A bit more about how that red triangle was calculated. The chart below shows the best waiting list shapes achieved historically, in the years following the announcement of the incomplete pathways target in late 2011, and before the shape really started to deteriorate later on in the summer of 2017. As the chart below shows, the shape of list varies seasonally, so in the present analysis I have used the most challenging (i.e. highest) average value of 187 per cent, to estimate the size of list that should make 18 weeks achievable year-round.

Plugging that into the formula shown beside the y-axis, we need to reduce the RTT waiting list to a total of 3,448,450 incomplete patient pathways, which is slightly less than half the current list size.
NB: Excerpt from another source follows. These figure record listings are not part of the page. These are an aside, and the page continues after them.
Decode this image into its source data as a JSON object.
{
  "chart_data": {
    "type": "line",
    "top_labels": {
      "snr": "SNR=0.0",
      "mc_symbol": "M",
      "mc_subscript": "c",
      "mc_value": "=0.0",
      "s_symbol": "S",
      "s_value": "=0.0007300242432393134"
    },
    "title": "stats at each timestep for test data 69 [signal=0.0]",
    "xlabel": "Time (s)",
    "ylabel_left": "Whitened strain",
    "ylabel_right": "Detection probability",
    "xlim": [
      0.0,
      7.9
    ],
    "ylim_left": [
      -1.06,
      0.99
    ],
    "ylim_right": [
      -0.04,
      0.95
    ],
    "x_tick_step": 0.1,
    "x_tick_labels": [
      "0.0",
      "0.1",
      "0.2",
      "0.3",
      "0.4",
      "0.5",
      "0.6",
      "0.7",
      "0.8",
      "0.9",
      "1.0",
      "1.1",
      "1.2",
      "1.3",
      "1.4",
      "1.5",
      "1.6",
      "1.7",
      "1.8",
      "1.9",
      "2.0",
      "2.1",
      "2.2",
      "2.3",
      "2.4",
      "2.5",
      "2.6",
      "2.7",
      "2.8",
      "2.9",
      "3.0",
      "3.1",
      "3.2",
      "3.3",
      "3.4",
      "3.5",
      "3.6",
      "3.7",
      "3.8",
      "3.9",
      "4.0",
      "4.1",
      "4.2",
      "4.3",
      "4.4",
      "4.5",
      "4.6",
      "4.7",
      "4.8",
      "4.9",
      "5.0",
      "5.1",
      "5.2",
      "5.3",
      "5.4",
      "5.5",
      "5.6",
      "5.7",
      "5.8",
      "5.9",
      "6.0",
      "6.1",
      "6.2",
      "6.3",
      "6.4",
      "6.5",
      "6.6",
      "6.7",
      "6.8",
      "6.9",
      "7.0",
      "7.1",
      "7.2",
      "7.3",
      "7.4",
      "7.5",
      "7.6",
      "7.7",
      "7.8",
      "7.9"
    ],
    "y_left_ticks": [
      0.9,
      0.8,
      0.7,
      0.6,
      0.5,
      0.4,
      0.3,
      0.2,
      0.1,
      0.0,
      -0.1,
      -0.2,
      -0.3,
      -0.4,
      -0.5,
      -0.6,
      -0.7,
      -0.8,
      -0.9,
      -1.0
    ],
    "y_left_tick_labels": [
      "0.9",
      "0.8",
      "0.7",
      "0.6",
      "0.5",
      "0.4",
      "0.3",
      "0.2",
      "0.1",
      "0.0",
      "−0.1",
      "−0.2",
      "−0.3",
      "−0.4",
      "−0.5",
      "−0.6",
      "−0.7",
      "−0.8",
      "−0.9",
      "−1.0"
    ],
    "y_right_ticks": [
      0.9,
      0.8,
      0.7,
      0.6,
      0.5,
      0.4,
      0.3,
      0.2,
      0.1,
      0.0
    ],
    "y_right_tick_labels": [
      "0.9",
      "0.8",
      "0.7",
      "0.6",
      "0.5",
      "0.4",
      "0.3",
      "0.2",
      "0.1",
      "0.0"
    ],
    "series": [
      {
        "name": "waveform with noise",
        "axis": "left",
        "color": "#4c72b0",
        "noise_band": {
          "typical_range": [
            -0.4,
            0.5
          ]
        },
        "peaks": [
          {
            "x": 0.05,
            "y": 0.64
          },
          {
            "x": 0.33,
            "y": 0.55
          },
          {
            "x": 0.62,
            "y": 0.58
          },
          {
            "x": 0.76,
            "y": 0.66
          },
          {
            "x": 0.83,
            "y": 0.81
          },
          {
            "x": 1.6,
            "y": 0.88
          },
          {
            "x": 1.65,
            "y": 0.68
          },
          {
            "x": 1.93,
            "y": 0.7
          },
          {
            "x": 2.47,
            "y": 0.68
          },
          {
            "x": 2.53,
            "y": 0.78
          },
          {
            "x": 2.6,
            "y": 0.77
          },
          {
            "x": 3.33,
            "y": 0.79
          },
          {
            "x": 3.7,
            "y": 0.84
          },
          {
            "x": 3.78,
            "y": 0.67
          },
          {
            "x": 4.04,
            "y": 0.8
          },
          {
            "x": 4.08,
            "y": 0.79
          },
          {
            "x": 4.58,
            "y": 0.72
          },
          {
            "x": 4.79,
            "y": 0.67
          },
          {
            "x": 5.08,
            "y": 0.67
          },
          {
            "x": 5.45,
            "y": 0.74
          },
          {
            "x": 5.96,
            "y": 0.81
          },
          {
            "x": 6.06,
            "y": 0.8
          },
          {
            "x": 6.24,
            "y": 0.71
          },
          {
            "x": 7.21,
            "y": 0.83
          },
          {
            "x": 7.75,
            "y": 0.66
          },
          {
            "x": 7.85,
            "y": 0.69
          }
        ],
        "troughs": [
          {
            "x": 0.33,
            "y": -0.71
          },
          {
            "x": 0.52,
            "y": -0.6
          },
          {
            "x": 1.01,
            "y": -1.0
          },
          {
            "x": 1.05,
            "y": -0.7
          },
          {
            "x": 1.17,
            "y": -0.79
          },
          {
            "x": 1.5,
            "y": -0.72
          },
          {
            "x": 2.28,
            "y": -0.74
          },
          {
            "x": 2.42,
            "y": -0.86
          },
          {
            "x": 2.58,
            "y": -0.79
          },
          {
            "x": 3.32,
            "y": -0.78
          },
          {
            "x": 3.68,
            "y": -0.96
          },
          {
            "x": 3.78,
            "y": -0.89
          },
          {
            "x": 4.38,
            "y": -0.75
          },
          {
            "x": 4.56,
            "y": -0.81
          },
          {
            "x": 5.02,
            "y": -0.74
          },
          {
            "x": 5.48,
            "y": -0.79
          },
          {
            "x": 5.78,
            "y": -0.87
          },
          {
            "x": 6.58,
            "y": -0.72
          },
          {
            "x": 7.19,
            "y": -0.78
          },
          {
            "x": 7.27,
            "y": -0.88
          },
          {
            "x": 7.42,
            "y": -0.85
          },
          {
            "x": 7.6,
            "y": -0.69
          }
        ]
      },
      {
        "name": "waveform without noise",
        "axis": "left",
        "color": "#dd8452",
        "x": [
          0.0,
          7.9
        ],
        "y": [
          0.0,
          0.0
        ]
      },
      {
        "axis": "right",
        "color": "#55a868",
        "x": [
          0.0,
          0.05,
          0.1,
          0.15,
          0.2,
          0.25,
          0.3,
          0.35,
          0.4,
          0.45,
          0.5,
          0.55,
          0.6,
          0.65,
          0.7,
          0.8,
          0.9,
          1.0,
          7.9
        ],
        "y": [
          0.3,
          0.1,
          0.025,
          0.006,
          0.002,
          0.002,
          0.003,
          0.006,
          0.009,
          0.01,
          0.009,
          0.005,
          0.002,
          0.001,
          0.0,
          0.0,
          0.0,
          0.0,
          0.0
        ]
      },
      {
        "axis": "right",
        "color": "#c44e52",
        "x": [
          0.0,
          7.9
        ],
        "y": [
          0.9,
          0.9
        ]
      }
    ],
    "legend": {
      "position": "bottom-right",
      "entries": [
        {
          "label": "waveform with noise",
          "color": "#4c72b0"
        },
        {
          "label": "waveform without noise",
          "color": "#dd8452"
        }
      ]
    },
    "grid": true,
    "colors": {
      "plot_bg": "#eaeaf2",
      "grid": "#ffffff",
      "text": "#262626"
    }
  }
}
The next step is to estimate the starting point – the waiting list size that the next government will inherit. Will the list continue growing between now and the next general election? Or will the “clear plan, aimed at delivering around 30% more elective activity by 2024/25 than before the pandemic” be successful at bringing the waiting list down? I don’t know, and nor does anyone else. So I am assuming it stays the same size as it is now.

Reducing the end of March list size (7,331,974 pathways) to the sustainable 18-week size (3,448,450 pathways) is equivalent to a non-recurring activity increase (and/or demand reduction) of 3,883,524. This is 5.6 per cent of four years of demand, or 2.8 per cent of eight years of demand, both of which are figures used above for one parliamentary term and two terms. (I am assuming four years per parliamentary term – close to the median interval between UK general elections over the past century which is 4.1 years.)

To combine the recurring and non-recurring increases, we multiply them. Using the ‘one parliamentary term’ numbers as an illustration: if we want to combine a 5.8 per cent recurring increase to match demand, with a 5.6 per cent non-recurring increase over demand to reduce the waiting list, then the sum is 1.058 * 1.056 = 1.117 which is an increase of 11.7 per cent.